I rechecked my air and saw I was starting to run out. I use a small, 13-cubic-foot pony tank as a backup, but that’s only good for a few breaths of air. I switched my regulator as quickly as possible from the fast-emptying main tank to my pony tank. Another wall of white foam surged through the water and pushed me back aggressively. If I didn’t know it before, I knew now: I’m in a race against time. That sickening feeling of This could be it crept over me.
I pulled in the slack line as quickly as I could. I was still about 100 feet out from the edge. I could barely feel the dive line through my numbing hands in near-freezing 29°F water. I was at the end of my rope — literally.
There was no more line left for my handlers to give. It was then that they saw the line shackle attached to the ice screw start to jerk violently, and now they knew.
They started to pull me in rapidly.
As I was coming up, I cracked my face hard against the ice edge, hard enough to cut my forehead just above my mask, but I didn’t care.
The line-pullers grabbed me by the harness and pulled me up onto the ice. Close … but safe.
As I mentioned at the beginning, every picture tells a story, the one in front of the camera and the one behind the lens.
This time, the story in front of the camera spoke for itself. It was published in National Geographic, and it did very well. It was a success. It did everything I wanted it to.
The story behind the lens was a different matter. I kept the harrowing experience to myself for a long time. Until now, in fact, save for a few close friends in the diving community, on the off-chance they were ever to find themselves in a similar situation.
Later that afternoon, the captain turned to me and said, “So how did the dive go?”
“Oh, it was beautiful,” I said, which was the truth, if not exactly the whole truth.

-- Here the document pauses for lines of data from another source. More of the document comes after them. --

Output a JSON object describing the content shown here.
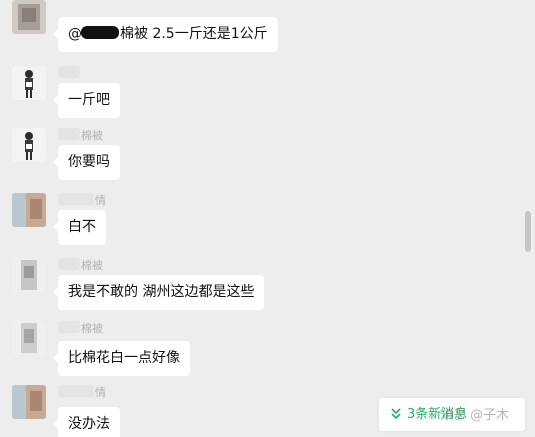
{
  "messages": [
    {
      "sender": "",
      "text_pre": "@",
      "text_post": "棉被 2.5一斤还是1公斤"
    },
    {
      "sender": "",
      "text": "一斤吧"
    },
    {
      "sender": "棉被",
      "text": "你要吗"
    },
    {
      "sender": "情",
      "text": "白不"
    },
    {
      "sender": "棉被",
      "text": "我是不敢的 湖州这边都是这些"
    },
    {
      "sender": "棉被",
      "text": "比棉花白一点好像"
    },
    {
      "sender": "情",
      "text": "没办法"
    }
  ],
  "new_messages": {
    "label": "3条新消息",
    "icon": "double-chevron-down-icon"
  },
  "watermark": "知乎 @子木",
  "colors": {
    "background": "#ededed",
    "bubble": "#ffffff",
    "accent": "#2aae67",
    "sender": "#b2b2b2"
  }
}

“It was so beautiful down there. Thanks so much for the opportunity … but let’s coordinate a visit by the ROV in future, so I can be ready.”
Deep down, to this day, I am grateful to the Canadian Coast Guard for giving me the opportunity.
The truth is it was one of those situations where you don’t always know what the risks and challenges will be, and the only way you find out is by trying it yourself.